Obama asserts presidential powers he once spoke critically of
By Steven Thomma and William Douglas | McClatchy Newspapers
WASHINGTON — President Barack Obama is starting to channel his inner Cheney.
For years, Obama talked about the limits on presidential power. Now, driven either by principle or political expediency, he’s working to build and maintain a powerful presidency that pushes the edge of what it can do, while often telling Congress and the courts to mind their own business.
In the last week alone, he refused a subpoena to share Justice Department emails with Congress, told courts he doesn’t have to justify his claimed power to assassinate suspected terrorists and decided to stop deporting certain illegal immigrants even though Congress has refused to enact a law to do that.

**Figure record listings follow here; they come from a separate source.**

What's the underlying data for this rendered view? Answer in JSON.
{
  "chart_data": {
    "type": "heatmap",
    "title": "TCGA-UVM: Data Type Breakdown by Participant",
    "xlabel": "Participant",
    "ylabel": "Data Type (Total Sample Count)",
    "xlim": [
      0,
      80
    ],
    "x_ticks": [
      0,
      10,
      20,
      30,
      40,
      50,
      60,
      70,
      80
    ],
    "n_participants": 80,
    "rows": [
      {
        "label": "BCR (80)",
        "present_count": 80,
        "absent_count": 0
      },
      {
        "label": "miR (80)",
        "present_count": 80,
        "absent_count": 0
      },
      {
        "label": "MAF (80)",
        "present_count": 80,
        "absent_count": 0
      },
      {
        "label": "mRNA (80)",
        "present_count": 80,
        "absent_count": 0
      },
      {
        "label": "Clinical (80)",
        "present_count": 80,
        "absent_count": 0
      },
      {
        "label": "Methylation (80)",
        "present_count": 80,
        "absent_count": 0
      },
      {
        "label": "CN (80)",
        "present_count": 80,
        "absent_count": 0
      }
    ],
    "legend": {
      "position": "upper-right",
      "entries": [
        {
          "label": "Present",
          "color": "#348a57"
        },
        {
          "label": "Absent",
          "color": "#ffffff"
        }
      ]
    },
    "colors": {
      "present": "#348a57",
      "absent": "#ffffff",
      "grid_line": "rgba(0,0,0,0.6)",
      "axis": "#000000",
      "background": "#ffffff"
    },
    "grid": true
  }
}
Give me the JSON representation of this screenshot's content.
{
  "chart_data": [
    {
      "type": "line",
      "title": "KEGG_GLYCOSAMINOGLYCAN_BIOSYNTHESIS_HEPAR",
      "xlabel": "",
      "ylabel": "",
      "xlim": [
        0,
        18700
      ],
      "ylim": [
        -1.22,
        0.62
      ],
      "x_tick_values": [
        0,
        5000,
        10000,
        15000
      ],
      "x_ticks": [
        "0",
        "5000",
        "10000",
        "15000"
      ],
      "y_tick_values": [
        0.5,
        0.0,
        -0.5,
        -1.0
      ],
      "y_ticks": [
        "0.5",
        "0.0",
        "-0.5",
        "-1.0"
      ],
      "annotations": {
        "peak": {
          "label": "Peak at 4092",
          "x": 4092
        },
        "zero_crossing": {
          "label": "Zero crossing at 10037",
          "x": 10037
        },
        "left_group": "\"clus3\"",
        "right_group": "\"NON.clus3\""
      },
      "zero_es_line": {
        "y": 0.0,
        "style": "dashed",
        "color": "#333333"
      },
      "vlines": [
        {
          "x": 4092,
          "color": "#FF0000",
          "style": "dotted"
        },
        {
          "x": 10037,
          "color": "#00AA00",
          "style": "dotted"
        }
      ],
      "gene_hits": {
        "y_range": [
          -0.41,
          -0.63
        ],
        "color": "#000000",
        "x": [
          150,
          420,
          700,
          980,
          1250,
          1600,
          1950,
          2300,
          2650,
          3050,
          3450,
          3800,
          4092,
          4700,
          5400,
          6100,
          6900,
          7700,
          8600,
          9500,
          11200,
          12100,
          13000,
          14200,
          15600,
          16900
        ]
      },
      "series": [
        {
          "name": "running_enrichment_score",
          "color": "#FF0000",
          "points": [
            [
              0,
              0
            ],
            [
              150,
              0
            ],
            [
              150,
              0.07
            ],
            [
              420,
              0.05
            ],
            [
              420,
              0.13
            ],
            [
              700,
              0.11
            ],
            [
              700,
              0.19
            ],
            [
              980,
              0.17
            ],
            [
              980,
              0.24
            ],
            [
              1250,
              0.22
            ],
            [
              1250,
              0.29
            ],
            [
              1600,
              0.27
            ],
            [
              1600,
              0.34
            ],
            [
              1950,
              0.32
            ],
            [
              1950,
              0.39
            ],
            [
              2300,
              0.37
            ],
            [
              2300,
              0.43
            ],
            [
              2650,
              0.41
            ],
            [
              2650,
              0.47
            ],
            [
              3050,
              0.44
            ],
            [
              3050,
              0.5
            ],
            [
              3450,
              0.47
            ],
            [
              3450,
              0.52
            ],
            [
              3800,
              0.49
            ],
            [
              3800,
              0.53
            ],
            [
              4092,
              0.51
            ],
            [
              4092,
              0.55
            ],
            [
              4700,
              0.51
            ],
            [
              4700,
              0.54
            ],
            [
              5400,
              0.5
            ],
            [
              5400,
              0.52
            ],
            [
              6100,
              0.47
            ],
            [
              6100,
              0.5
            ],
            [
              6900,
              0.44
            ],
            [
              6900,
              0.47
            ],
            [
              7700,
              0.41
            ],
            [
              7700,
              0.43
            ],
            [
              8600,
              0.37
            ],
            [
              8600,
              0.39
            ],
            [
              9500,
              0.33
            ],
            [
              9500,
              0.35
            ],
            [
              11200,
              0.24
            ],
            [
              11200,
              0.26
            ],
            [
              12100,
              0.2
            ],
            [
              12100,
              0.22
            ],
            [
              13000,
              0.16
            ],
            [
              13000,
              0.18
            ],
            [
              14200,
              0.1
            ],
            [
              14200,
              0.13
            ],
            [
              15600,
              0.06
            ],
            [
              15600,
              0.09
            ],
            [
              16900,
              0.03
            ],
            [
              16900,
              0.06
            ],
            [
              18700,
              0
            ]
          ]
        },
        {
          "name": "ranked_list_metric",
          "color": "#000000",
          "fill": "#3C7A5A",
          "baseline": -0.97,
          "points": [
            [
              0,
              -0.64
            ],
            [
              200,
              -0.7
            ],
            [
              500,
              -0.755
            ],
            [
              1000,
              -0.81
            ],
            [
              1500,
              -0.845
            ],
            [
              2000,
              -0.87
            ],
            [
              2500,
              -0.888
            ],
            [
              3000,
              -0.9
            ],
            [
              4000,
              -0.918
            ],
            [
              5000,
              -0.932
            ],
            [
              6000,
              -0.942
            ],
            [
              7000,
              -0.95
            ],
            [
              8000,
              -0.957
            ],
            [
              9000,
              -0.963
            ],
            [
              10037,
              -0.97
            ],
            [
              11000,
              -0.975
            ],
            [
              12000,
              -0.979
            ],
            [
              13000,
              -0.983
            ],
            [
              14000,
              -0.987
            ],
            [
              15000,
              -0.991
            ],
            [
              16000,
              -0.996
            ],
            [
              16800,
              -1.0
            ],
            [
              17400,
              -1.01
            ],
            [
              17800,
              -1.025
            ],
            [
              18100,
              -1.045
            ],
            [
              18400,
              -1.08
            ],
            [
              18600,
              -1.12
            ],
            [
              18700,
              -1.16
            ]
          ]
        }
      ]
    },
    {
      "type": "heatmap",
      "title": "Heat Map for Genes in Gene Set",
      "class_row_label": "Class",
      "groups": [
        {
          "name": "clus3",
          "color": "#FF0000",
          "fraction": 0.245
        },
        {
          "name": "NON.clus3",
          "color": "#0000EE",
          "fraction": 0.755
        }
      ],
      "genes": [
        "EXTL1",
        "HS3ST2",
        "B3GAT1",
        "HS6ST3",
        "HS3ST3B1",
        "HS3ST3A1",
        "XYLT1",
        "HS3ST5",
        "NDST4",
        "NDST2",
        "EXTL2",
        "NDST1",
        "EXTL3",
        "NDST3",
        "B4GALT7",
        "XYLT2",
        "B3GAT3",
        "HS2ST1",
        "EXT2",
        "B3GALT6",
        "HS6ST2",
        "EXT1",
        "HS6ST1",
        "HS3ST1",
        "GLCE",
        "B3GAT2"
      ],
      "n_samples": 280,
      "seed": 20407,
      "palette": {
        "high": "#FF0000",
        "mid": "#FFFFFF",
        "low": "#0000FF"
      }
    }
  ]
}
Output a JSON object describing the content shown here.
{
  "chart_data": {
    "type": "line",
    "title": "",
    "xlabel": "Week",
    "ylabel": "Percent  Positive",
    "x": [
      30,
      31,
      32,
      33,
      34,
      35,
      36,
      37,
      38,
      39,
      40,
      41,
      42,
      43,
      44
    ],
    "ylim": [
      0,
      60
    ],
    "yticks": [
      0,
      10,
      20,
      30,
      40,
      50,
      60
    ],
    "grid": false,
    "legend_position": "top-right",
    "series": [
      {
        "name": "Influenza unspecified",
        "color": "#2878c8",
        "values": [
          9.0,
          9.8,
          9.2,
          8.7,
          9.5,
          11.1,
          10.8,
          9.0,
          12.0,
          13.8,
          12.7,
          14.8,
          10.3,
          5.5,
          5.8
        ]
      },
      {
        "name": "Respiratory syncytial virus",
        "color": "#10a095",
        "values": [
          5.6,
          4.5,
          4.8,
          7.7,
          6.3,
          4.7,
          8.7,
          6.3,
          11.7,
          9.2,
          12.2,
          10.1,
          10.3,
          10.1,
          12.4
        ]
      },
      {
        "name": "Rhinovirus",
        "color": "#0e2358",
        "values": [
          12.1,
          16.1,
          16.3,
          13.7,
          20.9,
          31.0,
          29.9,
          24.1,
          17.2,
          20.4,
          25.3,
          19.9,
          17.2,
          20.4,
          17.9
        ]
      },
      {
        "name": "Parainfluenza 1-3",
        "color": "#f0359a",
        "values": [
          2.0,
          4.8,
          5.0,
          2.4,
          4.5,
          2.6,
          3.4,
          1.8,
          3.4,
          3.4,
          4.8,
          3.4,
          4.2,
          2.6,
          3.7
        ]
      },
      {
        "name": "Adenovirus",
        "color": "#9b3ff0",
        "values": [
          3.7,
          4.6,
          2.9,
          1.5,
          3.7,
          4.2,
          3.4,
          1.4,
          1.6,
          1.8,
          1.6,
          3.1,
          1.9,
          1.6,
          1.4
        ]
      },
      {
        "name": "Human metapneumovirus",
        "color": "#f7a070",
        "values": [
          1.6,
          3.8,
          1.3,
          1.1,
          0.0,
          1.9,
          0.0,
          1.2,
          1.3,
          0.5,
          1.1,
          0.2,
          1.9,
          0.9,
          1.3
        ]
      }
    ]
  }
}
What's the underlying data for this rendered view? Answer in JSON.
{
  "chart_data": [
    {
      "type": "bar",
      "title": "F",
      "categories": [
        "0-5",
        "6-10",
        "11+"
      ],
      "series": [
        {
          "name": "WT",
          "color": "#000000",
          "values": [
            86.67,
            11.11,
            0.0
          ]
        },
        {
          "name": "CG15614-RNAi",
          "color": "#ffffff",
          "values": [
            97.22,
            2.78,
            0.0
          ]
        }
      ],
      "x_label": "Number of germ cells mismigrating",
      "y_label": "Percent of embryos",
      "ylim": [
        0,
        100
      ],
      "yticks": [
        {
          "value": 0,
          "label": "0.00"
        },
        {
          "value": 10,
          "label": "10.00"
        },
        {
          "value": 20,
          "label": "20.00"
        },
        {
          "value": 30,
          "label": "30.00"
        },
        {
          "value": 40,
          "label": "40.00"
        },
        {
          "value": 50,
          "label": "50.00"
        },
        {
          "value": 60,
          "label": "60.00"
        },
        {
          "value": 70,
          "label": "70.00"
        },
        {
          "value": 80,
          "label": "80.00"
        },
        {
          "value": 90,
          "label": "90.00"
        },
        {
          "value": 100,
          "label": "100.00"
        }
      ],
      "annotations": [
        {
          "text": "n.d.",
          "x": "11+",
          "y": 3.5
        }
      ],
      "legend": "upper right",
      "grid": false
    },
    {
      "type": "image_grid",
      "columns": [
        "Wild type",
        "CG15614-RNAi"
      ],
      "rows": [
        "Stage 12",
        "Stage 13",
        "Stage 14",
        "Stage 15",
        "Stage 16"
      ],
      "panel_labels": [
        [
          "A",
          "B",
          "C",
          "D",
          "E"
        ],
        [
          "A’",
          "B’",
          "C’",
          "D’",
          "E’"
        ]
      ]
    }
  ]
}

Those moves cap a slow buildup of executive branch power since Obama took office in January 2009. Some actions build on war powers seized by the administration of President George W. Bush and Vice President Dick Cheney. Some assert new domestic authority.
Taken together, they reinforce the strengthening presidential power that Cheney pursued ever since he served as White House chief of staff to Gerald Ford and watched Congress take power away from a presidency weakened by Vietnam and Watergate.
“Particularly with regard to national security powers, Obama is as vigorous in exercising those powers, and expanding some of them, as his predecessor,” said Gene Healy, the author of the book “The Cult of the Presidency: America’s Dangerous Devotion to Executive Power.”